Miyazaki: ‘De wet was vooral bedoeld om de macht van de Yamaguchi Gumi te breken. Maar in plaats daarvan bezweken vooral de kleine syndicaten onder de druk en werden de grotere nóg groter.’
En verstandig. Ze investeerden flink op de beurs en wierpen facades op. In het hoofdkwartier van de Yamaguchi Gumi, dat van oudsher werd gesierd door een koperen plaat met daarop de namen van alle bendeleden, zat opeens het bedrijf Yamaki (glinsterende berg), gespecialiseerd in vastgoed, golfclub management en kunst.
Miyazaki: ‘De legale activiteiten dienen als dekmantel en om geld wit te wassen dat verdiend wordt met de wapen-, drugs- en vrouwenhandel. De invloed van de yakuza is nog steeds aanzienlijk en de organisatie onuitroeibaar. Een bacterie die resistent is wordt ook al sterker.’

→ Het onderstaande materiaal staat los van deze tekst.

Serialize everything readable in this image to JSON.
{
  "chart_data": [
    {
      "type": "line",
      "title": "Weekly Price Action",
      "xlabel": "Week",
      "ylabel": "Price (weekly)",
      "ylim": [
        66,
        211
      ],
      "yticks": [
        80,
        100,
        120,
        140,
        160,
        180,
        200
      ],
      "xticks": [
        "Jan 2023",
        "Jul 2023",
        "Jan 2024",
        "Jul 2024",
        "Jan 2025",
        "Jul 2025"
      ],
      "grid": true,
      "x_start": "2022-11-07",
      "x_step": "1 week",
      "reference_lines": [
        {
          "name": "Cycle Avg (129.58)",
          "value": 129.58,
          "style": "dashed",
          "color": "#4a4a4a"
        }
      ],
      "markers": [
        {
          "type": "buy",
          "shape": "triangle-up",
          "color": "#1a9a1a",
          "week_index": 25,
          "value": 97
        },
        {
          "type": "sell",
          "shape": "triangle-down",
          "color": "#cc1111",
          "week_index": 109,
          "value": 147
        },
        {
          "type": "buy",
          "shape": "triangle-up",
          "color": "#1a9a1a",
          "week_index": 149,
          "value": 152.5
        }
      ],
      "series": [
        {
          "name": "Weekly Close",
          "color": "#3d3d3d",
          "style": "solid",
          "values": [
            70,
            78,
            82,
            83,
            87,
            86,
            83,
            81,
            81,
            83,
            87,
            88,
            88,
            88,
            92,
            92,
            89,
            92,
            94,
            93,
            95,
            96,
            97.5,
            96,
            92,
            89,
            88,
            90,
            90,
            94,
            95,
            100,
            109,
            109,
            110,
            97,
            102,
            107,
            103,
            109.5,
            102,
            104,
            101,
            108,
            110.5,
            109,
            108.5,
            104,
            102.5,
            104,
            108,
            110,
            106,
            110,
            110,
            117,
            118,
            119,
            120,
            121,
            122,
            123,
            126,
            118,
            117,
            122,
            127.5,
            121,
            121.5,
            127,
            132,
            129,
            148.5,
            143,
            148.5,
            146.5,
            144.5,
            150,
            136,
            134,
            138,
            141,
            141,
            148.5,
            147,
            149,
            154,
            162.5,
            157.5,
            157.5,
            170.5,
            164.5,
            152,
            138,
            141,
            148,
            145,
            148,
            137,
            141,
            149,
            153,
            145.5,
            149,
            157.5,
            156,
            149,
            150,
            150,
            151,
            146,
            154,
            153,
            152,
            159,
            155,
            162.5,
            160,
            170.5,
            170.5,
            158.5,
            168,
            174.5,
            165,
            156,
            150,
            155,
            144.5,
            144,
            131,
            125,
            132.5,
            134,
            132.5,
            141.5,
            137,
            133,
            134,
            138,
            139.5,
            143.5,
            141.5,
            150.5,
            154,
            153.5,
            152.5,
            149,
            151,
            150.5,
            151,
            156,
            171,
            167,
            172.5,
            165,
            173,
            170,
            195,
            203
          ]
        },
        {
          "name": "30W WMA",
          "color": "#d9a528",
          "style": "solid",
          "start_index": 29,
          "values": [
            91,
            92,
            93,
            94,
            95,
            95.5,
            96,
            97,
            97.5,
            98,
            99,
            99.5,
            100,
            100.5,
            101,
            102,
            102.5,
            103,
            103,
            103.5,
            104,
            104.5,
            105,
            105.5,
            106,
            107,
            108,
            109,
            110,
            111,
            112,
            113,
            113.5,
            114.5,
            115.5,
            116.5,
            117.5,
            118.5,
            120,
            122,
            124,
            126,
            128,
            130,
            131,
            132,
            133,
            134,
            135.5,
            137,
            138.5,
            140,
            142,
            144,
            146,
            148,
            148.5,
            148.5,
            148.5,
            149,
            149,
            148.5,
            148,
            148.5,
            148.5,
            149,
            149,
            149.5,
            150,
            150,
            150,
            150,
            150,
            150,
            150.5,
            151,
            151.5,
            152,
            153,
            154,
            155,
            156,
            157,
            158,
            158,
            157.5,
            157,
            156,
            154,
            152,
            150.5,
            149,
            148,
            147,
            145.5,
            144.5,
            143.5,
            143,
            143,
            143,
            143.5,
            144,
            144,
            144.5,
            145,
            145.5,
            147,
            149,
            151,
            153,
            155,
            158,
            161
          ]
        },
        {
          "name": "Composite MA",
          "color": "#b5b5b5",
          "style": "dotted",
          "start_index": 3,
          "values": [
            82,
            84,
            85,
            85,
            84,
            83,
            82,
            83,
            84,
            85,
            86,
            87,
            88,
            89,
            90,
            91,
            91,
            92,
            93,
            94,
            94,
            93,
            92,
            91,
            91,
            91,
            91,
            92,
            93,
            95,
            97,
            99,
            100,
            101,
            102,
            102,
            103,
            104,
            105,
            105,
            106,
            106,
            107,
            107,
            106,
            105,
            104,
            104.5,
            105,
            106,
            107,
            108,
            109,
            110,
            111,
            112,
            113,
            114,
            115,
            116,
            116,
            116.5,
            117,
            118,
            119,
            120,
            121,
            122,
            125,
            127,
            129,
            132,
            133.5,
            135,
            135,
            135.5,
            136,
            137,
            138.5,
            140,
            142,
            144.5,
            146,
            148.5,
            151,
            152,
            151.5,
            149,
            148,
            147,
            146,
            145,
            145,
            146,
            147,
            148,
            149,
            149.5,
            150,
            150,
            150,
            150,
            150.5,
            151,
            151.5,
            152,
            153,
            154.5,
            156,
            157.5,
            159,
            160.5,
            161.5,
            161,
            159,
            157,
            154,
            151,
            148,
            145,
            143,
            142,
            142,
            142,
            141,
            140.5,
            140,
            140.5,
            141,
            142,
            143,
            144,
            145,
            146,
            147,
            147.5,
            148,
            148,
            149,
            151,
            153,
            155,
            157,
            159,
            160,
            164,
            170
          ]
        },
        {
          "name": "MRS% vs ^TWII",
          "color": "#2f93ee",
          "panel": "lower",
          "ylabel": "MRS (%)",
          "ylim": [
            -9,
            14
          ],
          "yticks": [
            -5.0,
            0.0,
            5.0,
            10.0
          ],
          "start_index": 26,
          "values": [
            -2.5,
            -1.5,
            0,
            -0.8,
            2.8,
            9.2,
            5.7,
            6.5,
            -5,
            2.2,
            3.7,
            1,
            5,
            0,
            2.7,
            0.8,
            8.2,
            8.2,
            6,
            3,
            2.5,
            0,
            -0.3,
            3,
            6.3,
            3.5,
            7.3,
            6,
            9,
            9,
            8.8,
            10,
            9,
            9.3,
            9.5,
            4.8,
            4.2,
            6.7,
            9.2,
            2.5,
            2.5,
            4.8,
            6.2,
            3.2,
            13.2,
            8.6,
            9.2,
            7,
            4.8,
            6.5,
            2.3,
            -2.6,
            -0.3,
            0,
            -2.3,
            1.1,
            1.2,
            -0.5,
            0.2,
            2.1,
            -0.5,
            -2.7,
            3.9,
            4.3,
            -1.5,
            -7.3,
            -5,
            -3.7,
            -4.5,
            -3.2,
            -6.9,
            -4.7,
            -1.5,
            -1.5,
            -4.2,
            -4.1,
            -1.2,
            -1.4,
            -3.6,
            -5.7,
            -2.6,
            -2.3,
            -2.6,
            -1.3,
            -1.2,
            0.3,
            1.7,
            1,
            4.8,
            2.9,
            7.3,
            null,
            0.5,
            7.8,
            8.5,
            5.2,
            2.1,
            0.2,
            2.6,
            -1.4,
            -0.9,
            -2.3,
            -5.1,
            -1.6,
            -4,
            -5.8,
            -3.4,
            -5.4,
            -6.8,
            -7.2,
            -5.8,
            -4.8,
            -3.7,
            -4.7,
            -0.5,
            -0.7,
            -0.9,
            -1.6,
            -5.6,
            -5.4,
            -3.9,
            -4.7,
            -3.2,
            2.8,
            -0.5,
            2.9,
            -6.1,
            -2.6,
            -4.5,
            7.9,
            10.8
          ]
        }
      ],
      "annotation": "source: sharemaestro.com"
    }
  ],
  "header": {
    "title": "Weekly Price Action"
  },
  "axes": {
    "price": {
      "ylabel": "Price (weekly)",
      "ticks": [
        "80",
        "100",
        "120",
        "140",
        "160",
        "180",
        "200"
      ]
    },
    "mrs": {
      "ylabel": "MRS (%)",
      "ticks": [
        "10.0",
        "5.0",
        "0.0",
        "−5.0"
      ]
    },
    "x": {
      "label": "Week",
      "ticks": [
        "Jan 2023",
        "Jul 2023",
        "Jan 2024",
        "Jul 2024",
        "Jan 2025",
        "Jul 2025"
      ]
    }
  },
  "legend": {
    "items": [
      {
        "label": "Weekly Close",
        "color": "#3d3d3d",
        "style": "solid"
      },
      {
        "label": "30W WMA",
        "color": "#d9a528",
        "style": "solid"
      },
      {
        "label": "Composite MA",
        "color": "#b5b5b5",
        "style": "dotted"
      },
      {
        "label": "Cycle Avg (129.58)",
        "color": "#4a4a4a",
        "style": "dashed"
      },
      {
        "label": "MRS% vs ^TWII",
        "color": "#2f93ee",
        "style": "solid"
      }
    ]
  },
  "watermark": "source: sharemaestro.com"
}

De Japanse maffia heeft twee gezichten. Tijdens de grote aardbeving in Kobe in 1995, die de autoriteiten aanvankelijk verlamde, deelde de yakuza dekens uit op straat en verleende de syndicaten eerste hulp.
Tegelijkertijd is de organisatie meedogenloos. Zeker 1800 Japanners staan onder permanente bewaking vanwege ernstige dreigementen uit de onderwereld. En er vallen nog geregeld burgerslachtoffers. Zo werd Itcho Ito (61), de geliefde burgemeester van Nagasaki, in mei 2007 in koelen bloede doodgeschoten door een yakuza-lid dat een bouwopdracht was misgelopen. En vorig jaar werd een onschuldige patiënt in een ziekenhuis doodgesch. Hij lag in een bed dat daarvoor was bezet door een lid van een rivaliserende bende. De weduwe van het slachtoffer kreeg 25 duizend euro schadevergoeding uitgekeerd door de yakuza.

Kader yakuza:
Japan telt 21 grote syndicaten die samen 82 duizend leden hebben. Bijna de helft daarvan is aangesloten bij Yamaguchi Gummi. Experts schatten de jaarlijkse omzet binnen de onderwereld op ruim 10 miljard euro. Wat betreft de ‘legale’ activiteiten zit de organisatie vooral in het vastgoed en beleggingen.
Om obstructie te voorkomen, dragen projectontwikkelaars nog steeds een deel van alle beschikbare fondsen voor nieuwe bouwprojecten af aan de yakuza. Verder heeft de organisatie het monopolie op de exploitatie van voedselstalletjes op straat. En hebben de syndicaten grote belangen in de populaire vechtsport K1, de entertainmentindustrie en in de havens. Zo liet de voormalige topman van een meubelgigant zich onlangs ontvallen dat een zeetransport van Europa naar Japan, net zo duur is als het lossen van de containers in de havens en het overladen van de goederen op vrachtwagens. vanwege de steekpenningen die de yakuza daar opeist.